Months ago, both candidates vowed to run a “respectable campaign” but they now appear to believe that if they are not directly involved in the attacks that they are exonerated from blame of running a negative campaign.
Take John McCain for example. He spent the entire weekend in Sedona, Ariz., behind closed doors – not a peep out of him – while his running mate, Sarah Palin, went from event to event arguing that Barack Obama is “palling around” with terrorists. Palin was referring to a New York Times article about Obama’s ties to Weather Underground founder, William Ayers. Both newspapers and the networks ran sound bites of Palin’s charges against Obama, but there were no quotes from John McCain himself.
The Obama campaign, meantime, is striking back a 13-minute web "documentary" highlighting John McCain’s role in the Keating Five scandal. There is plenty of video of John McCain in the documentary that the campaign hopes will be broadcast on television and viewed by millions on the internet.
This comes on a day when Obama will be spending the majority of his day behind closed doors preparing for Tuesday’s presidential debate. He briefly appeared in public this afternoon to make a statement on the economy, but he refused to take questions from reporters who asked him why his campaign brought up the Keating Five scandal.
www.brasschecktv.com/page/325.html
His dark past is here:
www.keatingeconomics.com
However, the Palins have no excuse. I%u2019m sure they wouldn%u2019t like voters seeing video of Todd Palin%u2019s mentor and peer member Joe Vogler founder of AIP and Governor Palin%u2019s warm welcome to the AIP into her Governorship in her own words captured on news archives along with Vogler in his own words here.

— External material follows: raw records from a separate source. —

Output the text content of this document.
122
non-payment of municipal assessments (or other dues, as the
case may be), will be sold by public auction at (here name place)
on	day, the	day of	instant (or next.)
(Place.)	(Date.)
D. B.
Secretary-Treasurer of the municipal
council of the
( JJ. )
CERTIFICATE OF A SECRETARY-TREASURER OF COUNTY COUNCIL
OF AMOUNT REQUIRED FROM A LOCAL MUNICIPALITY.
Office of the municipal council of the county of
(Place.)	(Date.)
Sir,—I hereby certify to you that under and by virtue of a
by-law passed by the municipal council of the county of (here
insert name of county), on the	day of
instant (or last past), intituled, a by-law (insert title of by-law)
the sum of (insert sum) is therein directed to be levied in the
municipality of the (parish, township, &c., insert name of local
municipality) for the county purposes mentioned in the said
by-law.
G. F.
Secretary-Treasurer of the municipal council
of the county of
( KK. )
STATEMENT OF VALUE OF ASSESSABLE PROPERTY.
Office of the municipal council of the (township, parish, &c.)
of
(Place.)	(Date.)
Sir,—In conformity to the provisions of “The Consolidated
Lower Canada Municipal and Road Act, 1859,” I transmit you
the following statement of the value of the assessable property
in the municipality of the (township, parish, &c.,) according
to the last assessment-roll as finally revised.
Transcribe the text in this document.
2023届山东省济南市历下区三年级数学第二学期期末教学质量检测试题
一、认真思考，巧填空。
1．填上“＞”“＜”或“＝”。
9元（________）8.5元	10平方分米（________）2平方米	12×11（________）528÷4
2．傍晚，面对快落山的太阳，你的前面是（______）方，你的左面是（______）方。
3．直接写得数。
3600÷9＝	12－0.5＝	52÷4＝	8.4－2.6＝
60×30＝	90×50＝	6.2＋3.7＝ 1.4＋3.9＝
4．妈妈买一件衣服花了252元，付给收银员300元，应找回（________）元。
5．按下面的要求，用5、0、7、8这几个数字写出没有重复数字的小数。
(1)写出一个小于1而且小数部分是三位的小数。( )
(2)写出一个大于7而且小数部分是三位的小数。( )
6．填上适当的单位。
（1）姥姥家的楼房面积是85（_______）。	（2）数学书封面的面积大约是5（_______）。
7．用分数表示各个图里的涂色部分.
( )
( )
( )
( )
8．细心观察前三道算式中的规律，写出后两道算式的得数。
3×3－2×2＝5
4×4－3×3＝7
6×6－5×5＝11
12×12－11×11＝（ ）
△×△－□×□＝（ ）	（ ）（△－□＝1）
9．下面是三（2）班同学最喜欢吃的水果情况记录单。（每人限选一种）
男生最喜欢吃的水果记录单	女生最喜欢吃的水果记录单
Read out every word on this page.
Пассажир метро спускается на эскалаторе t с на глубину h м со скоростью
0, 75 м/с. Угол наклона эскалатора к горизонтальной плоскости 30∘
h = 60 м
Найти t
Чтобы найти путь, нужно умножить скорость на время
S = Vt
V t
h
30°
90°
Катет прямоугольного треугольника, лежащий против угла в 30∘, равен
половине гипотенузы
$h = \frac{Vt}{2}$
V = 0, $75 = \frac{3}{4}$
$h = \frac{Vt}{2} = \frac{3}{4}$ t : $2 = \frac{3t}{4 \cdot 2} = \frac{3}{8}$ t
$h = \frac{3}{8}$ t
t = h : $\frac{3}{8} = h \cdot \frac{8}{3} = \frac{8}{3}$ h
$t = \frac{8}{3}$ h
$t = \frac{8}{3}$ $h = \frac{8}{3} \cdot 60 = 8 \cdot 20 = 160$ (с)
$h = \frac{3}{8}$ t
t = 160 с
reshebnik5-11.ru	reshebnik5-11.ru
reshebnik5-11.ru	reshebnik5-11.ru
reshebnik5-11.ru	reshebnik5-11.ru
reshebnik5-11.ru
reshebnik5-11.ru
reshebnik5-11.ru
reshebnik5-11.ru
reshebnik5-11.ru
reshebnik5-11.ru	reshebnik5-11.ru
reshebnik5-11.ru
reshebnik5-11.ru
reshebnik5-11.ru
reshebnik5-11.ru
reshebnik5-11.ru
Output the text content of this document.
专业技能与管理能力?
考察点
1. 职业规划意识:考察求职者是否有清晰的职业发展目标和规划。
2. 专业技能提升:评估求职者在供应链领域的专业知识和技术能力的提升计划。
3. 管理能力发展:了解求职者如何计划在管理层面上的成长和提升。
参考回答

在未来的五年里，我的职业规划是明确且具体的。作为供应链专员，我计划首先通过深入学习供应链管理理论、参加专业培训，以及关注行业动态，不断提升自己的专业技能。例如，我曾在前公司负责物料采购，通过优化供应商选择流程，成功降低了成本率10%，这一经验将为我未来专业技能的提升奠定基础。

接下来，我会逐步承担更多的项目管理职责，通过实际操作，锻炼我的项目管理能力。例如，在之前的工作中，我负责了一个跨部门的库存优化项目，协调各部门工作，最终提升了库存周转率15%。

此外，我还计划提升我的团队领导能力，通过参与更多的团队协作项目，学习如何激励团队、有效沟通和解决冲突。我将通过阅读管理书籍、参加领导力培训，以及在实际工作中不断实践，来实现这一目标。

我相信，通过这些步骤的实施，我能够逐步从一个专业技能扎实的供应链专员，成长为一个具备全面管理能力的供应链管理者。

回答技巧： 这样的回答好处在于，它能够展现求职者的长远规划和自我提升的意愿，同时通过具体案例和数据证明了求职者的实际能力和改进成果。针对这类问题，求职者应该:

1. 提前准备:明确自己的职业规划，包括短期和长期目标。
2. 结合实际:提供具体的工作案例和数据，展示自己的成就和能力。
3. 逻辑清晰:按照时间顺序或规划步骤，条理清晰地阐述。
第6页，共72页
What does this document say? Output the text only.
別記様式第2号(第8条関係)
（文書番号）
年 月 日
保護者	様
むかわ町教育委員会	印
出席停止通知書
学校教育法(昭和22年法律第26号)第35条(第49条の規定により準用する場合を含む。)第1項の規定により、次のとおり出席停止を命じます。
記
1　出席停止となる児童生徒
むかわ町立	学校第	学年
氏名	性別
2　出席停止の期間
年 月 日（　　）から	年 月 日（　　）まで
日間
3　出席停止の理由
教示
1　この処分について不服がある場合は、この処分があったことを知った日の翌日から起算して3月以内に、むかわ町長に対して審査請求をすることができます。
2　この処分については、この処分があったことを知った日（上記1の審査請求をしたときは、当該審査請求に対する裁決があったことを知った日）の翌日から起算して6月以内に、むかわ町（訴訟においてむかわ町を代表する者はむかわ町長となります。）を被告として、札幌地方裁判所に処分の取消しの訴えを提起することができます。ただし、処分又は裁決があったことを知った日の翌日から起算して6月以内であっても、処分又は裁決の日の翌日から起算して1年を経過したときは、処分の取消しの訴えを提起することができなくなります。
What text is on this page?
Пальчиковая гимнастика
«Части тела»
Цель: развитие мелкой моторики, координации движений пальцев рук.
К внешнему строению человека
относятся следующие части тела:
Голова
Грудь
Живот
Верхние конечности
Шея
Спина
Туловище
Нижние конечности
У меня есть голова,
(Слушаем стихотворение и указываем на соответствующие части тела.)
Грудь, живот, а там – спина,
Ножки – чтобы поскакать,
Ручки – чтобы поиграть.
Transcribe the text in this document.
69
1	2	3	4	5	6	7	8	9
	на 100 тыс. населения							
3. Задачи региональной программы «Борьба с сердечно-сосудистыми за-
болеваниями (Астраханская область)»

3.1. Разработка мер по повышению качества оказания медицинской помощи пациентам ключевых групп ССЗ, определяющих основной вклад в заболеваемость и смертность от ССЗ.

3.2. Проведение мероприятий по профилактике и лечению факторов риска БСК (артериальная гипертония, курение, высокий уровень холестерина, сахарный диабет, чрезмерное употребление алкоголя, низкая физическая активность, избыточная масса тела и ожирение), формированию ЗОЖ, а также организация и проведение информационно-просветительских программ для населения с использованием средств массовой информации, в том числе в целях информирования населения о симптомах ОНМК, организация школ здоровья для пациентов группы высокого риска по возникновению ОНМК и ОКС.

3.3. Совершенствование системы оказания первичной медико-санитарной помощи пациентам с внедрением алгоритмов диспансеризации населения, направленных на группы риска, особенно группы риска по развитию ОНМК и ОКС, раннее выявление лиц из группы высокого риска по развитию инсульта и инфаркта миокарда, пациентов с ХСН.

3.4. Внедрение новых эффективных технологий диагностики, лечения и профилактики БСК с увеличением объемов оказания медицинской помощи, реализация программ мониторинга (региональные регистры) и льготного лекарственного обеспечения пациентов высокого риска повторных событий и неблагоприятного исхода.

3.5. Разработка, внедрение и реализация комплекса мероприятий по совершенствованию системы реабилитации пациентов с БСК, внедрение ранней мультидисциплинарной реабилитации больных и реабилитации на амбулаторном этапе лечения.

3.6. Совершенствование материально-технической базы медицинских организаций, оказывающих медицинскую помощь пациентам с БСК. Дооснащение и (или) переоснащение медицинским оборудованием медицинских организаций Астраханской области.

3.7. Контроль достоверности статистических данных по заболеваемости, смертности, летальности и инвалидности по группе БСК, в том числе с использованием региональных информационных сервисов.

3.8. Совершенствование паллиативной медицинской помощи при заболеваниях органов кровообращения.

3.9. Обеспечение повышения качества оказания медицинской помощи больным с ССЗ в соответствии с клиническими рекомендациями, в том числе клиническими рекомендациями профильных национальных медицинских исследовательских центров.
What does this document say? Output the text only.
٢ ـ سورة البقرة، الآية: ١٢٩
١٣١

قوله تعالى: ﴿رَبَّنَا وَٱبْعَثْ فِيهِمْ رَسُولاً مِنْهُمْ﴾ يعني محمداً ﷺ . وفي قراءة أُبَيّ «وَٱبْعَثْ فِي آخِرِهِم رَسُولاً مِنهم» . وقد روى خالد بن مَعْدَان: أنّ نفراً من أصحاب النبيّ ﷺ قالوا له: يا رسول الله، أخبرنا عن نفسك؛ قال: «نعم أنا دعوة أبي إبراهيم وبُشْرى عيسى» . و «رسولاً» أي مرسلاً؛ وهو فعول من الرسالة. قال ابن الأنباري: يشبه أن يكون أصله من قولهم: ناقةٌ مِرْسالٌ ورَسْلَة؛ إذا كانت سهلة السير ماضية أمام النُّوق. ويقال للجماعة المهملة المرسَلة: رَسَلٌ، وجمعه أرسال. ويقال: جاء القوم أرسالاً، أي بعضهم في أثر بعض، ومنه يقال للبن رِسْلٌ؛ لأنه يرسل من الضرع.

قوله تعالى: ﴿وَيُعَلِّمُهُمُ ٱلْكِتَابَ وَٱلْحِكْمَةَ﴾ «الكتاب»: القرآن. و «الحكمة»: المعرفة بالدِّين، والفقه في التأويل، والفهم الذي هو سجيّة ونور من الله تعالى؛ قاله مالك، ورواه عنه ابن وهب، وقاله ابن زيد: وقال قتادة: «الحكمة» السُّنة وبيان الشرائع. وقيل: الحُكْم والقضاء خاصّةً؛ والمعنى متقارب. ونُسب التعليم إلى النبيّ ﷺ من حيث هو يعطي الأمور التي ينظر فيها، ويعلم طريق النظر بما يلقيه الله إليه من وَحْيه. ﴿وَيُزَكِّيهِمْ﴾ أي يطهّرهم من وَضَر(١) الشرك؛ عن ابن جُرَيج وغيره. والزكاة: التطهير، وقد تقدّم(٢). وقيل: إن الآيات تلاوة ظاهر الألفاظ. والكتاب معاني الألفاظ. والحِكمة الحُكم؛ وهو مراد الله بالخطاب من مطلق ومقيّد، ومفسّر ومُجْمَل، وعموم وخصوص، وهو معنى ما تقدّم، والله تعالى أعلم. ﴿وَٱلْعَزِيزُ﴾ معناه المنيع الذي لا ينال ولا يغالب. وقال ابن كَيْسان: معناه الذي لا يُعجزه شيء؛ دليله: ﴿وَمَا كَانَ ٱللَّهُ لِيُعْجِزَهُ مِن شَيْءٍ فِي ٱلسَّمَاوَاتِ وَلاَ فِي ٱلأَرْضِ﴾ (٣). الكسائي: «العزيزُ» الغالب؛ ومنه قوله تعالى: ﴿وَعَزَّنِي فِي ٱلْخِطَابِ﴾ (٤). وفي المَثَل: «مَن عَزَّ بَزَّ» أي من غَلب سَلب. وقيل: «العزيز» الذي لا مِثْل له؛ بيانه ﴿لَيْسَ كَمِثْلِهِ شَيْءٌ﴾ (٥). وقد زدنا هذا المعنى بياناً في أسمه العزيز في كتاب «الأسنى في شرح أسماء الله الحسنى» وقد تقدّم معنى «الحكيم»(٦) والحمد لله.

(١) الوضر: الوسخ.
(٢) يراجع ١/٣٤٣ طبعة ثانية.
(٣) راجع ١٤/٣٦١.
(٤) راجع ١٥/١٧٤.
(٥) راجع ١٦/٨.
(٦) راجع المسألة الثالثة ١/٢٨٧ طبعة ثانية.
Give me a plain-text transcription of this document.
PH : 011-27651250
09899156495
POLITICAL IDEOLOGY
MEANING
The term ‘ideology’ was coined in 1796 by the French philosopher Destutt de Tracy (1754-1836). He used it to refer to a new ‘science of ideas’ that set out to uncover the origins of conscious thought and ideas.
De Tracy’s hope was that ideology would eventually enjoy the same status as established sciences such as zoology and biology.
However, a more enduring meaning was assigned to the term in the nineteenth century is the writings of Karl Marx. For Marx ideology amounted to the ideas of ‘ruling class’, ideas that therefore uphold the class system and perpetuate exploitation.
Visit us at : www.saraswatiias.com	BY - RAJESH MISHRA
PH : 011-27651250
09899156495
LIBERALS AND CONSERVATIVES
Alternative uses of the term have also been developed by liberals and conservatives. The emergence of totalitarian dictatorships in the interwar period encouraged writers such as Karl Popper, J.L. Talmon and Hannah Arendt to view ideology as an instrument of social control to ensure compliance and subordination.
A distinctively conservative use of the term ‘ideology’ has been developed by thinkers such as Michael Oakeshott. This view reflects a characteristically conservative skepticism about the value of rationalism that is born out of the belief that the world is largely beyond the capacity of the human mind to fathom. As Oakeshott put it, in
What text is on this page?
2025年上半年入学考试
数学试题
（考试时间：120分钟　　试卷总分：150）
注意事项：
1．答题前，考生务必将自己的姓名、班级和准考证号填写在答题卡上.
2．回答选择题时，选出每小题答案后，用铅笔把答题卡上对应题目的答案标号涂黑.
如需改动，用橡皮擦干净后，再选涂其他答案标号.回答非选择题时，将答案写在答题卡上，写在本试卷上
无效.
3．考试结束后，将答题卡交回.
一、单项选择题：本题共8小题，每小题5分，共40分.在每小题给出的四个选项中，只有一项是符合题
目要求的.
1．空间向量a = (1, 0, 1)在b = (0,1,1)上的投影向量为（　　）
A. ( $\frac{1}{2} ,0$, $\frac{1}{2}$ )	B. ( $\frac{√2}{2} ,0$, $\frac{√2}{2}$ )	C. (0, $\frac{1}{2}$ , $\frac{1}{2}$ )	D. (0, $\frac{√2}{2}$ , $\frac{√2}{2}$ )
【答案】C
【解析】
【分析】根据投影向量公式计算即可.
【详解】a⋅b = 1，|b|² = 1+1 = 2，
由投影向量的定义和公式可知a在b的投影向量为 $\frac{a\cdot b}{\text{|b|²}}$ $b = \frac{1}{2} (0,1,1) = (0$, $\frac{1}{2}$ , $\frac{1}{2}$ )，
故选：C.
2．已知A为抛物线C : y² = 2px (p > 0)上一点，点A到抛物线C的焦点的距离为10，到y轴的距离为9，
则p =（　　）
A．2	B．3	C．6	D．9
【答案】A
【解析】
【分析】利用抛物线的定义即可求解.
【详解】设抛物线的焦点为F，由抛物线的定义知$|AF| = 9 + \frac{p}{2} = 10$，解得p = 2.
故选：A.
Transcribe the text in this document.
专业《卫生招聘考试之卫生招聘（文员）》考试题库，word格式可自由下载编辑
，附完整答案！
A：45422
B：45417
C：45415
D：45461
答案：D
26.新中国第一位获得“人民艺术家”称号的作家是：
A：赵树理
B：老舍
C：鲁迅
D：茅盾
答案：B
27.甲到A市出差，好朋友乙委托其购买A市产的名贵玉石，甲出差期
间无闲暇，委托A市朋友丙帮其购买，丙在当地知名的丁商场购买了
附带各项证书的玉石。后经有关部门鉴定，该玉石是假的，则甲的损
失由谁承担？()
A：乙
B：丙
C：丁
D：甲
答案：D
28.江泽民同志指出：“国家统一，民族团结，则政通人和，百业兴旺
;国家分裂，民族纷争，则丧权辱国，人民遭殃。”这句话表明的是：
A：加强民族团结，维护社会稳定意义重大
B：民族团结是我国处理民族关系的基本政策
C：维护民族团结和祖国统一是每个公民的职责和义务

http://www.youtube.com/watch?v=vmYqRfp6-x8
"The fires of hell are frozen glaciers compared to my hatred for the American government," Vogler said in the interview, in which he talked extensively about his desire for Alaskan secession, the key goal of the AIP.
"And I won''t be buried under their *** flag," Vogler continued in the interview, which also touched on his disappointment with the American judicial system. "I''ll be buried in Dawson. And when Alaska is an independent nation they can bring my bones home."-Joe Vogler.